Why Pop thought the history books got it wrong about the sinking of Indefatigable at Jutland
Originally published by HuffPost, June 10, 2016
I am no military historian, but this week’s centenary of the Battle of Jutland has a special significance for me. My grandfather, Harry Burden – known to successive generations of the Burden family as “Pop” – was there.
Last week I visited the Jutland exhibition in Portsmouth Dockyard. It brought lots of memories of Pop and other family members who are no longer with us except in those precious memories. It also brought home to me the sheer horror of what Harry had lived through during those chaotic 36 hours at the end of May 1916.
It all got me re-reading Pop’s autobiography, Mr Chips RN. If you get hold of a copy and read it yourself, you will quickly find my politics are hardly “aligned” with his. But there you go, I am who I am and Pop was who he was. I just wish he had got himself a good editor/advisor/publisher for his book.
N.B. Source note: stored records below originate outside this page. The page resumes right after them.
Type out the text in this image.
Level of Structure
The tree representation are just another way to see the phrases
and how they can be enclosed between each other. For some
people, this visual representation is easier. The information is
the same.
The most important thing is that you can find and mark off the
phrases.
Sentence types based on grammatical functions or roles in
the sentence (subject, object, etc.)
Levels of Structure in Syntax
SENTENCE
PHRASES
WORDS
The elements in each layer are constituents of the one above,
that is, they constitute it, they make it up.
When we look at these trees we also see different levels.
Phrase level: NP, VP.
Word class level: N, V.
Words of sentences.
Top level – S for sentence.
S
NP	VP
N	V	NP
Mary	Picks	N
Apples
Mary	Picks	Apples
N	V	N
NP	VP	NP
There is fascinating stuff in there which I wish we could know more about, just as there is a weight of detail about other things that could probably have been; well – cut down a bit. But, as I say, Pop was who he was and Mr Chips RN are his unvarnished words.
I can hear him saying them.
That is why, on the centenary of the Battle of Jutland, I want to flag up something that Pop always said and that he features in Mr Chips RN. He reckoned the history books wrongly recorded the circumstances in which HMS Indefatigable was destroyed in the early hours of battle on 31st May 1916 …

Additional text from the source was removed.